There are three main models of sound arrangement in instrumentation:
1) alliteration; 2) assonance; 3) onomatopoeia.
Sometimes euphony is added to this list. By tradition, euphony is understood as a harmonious sounding of the utterance. It can be also regarded as an optimum concordance of sound and meaning in the utterance. In both interpretations euphony proves to be a generic notion which comprises various ways of sound arrangement: rhythm, rhyme, epiphora, anaphora, alliteration, assonance, dissonance, and other kinds of sound repetitions.
Alliteration is a deliberate reiterated repetition of the same (or acoustically similar) sounds and sound combinations. It is one of the most ancient SD of English poetry. An Old English poem was completely alliteral as there were obligatory sound repetitions in certain parts of the poem. Alliteration is also widely used in English folklore, in proverbs, sayings and set expressions, e.g. Praise is not pudding; Seldom seen, soon forgotten; Muck and money go together; Safe and sound.
Nowadays alliteration can be also found in book titles, e.g. Man and Mice (J.Steinbeck); Silver Spoon, Swan Song (J. Galsworthy). It is most frequent in modern poetry where it creates a certain melodic and emotional effect while enhancing the expressiveness of the utterance.
Assonance is a deliberate reiterated repetition of the same (or acoustically similar) vowels in close succession aimed at creating a specific sound and contential effect.
Onomatopoeia is deliberate reiterated repetition of sounds and their combinations which, to a certain degree, imitates natural sounds. Onomatopoeia is basically the result of alliteration, e.g. Dreadful young creatures – squealing and squawking (D. Carter). Numerous examples prove the hypothesis of the correlation between the meaning of the word and its sound structure.
STYLISTIC MORPHOLOGY OF THE ENGLISH LANGUAGE
The main unit of the morphological level is a morpheme – the smallest meaningful unit which can be singled out in a word. There are two types of morphemes: root morphemes and affix ones. Morphology chiefly deals with forms, functions and meanings of affix morphemes.
Affix morphemes in English are subdivided into word-building and form-building morphemes. In the latter case affixation may be: 1) synthetical (boys, lived, comes, going); 2) analytical (has invited, is invited, does not invite); 3) based on the alteration of the root vowel (write-wrote); 4) suppletive (go-went).

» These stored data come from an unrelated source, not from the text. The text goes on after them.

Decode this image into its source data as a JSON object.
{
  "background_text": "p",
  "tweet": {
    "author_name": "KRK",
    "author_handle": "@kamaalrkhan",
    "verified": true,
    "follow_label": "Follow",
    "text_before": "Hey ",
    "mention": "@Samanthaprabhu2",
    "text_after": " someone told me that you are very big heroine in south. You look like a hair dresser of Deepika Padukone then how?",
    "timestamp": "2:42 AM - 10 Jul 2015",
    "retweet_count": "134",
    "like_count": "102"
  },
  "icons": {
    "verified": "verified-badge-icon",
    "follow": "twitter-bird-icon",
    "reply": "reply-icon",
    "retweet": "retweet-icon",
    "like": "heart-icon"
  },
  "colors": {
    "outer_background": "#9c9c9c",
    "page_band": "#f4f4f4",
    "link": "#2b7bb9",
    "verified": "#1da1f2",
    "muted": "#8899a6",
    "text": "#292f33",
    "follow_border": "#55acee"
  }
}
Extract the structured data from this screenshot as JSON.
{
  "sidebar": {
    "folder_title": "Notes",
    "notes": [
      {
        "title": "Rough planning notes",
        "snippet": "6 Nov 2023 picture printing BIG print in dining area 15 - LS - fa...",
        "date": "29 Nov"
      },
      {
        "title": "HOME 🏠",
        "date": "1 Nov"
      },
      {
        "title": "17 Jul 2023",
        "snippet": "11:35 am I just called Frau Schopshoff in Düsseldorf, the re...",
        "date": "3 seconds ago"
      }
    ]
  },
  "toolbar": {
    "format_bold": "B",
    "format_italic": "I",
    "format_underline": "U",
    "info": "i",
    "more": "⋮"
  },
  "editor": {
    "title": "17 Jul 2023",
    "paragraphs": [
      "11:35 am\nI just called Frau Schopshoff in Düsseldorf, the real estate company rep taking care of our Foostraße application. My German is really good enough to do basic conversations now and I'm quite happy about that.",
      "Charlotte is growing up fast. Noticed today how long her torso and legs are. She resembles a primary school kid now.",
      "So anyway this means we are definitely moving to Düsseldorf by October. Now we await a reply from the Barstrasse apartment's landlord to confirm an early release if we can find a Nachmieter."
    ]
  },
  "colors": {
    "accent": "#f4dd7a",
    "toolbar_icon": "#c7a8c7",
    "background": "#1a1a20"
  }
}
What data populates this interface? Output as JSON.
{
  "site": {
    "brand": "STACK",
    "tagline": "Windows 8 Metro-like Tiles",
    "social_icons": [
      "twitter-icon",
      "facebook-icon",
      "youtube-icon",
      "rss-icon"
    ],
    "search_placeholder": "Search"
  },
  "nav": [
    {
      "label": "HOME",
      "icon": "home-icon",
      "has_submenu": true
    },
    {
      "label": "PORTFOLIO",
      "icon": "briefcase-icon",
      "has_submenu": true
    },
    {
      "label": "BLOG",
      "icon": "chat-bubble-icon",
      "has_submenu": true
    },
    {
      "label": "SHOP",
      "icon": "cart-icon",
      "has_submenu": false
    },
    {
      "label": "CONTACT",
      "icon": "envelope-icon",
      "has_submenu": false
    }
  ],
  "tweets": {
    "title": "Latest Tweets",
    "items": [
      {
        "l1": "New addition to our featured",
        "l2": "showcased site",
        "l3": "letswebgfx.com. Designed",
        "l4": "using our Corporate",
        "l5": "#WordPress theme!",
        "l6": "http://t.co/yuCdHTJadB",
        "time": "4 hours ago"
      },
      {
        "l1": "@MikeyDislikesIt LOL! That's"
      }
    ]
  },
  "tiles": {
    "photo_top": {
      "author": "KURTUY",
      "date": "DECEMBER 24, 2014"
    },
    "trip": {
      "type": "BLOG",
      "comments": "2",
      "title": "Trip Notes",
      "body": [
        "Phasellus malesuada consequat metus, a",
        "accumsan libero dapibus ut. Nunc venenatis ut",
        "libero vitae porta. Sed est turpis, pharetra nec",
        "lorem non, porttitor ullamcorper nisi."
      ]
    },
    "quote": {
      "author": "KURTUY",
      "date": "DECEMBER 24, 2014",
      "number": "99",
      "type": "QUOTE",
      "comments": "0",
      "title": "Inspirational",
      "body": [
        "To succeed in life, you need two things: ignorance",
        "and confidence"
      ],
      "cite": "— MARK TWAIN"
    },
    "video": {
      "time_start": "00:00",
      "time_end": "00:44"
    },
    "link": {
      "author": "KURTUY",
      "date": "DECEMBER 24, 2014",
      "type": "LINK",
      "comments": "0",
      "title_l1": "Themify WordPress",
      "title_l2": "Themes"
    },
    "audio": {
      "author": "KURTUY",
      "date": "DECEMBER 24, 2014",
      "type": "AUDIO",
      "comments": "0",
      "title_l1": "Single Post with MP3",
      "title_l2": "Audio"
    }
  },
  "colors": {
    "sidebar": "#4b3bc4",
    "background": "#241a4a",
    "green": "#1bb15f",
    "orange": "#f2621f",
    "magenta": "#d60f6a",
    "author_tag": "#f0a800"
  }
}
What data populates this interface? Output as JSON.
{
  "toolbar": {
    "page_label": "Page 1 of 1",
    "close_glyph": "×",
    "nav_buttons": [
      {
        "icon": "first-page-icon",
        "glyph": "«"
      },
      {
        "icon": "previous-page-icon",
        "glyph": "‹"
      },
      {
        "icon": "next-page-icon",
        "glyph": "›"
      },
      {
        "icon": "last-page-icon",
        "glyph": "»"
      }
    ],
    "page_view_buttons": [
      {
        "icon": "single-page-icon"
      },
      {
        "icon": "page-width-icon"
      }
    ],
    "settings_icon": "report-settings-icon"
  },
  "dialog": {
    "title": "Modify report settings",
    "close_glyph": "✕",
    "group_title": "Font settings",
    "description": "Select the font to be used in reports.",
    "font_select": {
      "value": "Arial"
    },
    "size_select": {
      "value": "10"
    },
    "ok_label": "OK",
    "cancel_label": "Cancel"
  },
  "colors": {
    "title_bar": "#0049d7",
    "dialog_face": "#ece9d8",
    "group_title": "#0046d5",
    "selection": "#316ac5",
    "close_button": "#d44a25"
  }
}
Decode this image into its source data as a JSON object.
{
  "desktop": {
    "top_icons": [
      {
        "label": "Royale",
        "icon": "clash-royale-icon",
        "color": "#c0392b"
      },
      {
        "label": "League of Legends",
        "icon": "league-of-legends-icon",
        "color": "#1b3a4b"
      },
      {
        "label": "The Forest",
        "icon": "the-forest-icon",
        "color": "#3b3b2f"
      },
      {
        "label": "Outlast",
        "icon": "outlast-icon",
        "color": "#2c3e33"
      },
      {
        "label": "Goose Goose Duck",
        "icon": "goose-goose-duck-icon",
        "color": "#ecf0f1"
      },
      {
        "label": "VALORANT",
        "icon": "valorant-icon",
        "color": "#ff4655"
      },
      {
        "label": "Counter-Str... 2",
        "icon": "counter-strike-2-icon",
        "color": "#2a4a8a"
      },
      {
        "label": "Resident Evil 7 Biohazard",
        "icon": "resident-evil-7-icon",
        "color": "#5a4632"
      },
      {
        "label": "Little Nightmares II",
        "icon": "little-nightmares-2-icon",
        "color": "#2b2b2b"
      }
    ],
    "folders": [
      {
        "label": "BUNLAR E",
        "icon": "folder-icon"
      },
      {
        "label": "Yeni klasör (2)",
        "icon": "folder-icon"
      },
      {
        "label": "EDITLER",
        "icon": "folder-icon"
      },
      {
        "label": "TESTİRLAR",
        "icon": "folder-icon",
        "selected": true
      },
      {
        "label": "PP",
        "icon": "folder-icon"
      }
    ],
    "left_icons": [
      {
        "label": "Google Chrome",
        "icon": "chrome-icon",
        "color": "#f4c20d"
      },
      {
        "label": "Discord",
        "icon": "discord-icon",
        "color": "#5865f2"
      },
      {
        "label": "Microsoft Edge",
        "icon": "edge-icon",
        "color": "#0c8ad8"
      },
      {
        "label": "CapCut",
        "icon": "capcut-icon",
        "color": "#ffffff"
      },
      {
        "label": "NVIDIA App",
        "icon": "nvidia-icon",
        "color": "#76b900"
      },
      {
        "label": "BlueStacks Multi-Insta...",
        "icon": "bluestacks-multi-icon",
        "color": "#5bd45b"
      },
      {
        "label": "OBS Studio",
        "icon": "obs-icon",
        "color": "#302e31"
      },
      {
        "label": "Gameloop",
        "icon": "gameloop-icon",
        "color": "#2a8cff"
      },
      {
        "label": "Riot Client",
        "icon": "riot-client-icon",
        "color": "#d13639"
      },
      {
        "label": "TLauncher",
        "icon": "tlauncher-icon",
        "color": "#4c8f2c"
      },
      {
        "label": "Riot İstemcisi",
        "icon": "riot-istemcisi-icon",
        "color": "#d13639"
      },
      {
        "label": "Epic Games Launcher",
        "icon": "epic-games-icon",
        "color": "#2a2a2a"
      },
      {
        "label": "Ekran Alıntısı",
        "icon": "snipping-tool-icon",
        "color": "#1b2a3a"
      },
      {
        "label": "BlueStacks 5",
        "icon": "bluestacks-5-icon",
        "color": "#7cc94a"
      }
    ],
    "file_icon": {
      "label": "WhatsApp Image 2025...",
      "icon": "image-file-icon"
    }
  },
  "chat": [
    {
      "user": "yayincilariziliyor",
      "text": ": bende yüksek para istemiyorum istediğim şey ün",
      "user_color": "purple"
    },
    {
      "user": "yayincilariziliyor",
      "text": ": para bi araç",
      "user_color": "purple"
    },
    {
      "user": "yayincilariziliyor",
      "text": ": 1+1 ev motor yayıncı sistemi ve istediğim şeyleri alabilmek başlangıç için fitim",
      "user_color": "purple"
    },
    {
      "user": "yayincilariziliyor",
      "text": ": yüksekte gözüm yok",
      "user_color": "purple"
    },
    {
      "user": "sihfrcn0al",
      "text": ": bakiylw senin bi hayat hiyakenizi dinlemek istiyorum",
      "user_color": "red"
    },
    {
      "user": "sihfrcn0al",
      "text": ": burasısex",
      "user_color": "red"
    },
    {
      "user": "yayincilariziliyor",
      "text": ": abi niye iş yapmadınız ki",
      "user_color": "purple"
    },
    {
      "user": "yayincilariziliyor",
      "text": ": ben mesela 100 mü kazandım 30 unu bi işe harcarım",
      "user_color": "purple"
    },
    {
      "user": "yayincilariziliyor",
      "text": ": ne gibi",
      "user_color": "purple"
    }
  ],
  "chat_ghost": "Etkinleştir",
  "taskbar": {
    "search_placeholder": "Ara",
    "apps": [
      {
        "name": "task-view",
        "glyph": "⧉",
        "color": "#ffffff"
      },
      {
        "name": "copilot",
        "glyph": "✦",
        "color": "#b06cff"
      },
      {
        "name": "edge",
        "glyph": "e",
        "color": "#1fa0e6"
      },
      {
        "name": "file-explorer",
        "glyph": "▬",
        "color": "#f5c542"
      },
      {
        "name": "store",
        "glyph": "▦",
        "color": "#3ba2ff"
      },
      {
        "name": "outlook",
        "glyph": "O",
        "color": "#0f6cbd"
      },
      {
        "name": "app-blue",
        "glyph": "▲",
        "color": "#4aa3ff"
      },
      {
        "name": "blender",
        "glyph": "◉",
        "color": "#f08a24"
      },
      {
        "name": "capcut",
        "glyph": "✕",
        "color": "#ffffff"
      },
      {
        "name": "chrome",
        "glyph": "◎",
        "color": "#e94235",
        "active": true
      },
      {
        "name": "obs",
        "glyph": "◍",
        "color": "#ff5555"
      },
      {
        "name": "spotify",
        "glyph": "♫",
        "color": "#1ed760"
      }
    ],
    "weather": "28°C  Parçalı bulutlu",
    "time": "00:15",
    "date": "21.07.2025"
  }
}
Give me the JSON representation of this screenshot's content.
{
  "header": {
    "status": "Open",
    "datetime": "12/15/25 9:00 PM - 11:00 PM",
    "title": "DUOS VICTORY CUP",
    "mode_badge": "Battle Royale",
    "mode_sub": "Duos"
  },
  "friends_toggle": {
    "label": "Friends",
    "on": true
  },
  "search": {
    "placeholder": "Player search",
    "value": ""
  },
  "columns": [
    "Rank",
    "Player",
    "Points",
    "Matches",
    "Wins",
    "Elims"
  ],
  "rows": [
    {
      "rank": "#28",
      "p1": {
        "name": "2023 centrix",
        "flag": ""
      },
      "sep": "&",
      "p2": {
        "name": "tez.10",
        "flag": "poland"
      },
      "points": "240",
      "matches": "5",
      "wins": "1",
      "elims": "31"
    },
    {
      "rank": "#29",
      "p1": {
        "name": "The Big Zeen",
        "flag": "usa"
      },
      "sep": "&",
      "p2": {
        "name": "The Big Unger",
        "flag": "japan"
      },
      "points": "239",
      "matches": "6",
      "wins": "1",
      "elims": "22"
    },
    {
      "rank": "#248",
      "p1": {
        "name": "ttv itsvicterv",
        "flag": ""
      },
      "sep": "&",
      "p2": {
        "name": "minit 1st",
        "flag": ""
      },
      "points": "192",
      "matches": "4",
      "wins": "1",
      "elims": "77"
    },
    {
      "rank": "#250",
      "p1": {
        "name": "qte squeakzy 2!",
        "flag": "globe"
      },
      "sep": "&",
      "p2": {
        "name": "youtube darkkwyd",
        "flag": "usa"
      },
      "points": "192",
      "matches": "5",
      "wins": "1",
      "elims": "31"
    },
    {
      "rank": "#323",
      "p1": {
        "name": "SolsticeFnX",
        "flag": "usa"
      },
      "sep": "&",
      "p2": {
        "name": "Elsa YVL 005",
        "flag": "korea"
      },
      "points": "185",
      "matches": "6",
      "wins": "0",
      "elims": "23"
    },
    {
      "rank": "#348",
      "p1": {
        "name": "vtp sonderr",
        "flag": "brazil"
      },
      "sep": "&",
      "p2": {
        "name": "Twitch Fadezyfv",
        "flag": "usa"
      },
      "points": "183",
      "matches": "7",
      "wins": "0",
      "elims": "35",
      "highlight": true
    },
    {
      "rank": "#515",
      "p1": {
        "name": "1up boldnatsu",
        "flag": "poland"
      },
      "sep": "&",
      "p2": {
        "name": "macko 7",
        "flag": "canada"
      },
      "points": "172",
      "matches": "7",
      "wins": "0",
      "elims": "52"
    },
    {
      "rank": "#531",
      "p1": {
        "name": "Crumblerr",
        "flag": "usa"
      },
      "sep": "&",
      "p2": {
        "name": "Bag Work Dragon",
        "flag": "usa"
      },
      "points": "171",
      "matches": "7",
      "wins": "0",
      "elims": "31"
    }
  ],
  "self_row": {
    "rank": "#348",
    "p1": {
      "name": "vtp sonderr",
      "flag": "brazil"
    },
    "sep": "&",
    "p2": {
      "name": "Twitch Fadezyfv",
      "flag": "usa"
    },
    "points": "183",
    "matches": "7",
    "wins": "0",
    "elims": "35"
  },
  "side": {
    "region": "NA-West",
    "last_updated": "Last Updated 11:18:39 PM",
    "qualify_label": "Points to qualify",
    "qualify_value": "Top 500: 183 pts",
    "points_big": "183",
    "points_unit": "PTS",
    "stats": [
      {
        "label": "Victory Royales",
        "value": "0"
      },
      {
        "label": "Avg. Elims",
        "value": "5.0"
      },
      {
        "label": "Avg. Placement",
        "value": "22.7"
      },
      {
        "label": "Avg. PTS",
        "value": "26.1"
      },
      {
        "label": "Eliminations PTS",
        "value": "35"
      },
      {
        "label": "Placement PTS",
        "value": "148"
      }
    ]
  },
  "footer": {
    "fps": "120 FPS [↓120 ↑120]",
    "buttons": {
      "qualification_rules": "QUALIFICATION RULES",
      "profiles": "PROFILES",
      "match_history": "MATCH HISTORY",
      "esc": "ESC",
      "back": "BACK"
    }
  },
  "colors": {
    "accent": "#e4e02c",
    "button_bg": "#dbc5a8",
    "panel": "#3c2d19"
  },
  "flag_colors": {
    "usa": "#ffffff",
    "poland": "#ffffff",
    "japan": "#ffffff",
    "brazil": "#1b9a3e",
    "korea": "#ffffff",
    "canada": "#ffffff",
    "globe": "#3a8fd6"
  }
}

There are few language (or paradigmatic) synonyms among English morphemes and only some of them form stylistic oppositions, e.g, he lives – he does live. Come! – Do come! Don’t forget – Don’t you forget. This scarcity of morphological EM which is predetermined by the analytical character of the English language is compensated by a great variety of SD.
Morphological SD as a deliberate shift in the fixed distribution of morphemes can be creted by means of: a) the violation of the usual combinability of morphemes within a word, e.g. the plural of uncountable nouns (sands, waters, times), or the Continuous forms of the verbs of sense perception (to be seeing, to be knowing, to be feeling); b) the violation of the contextual distribution of morphemes, which is called form transposition.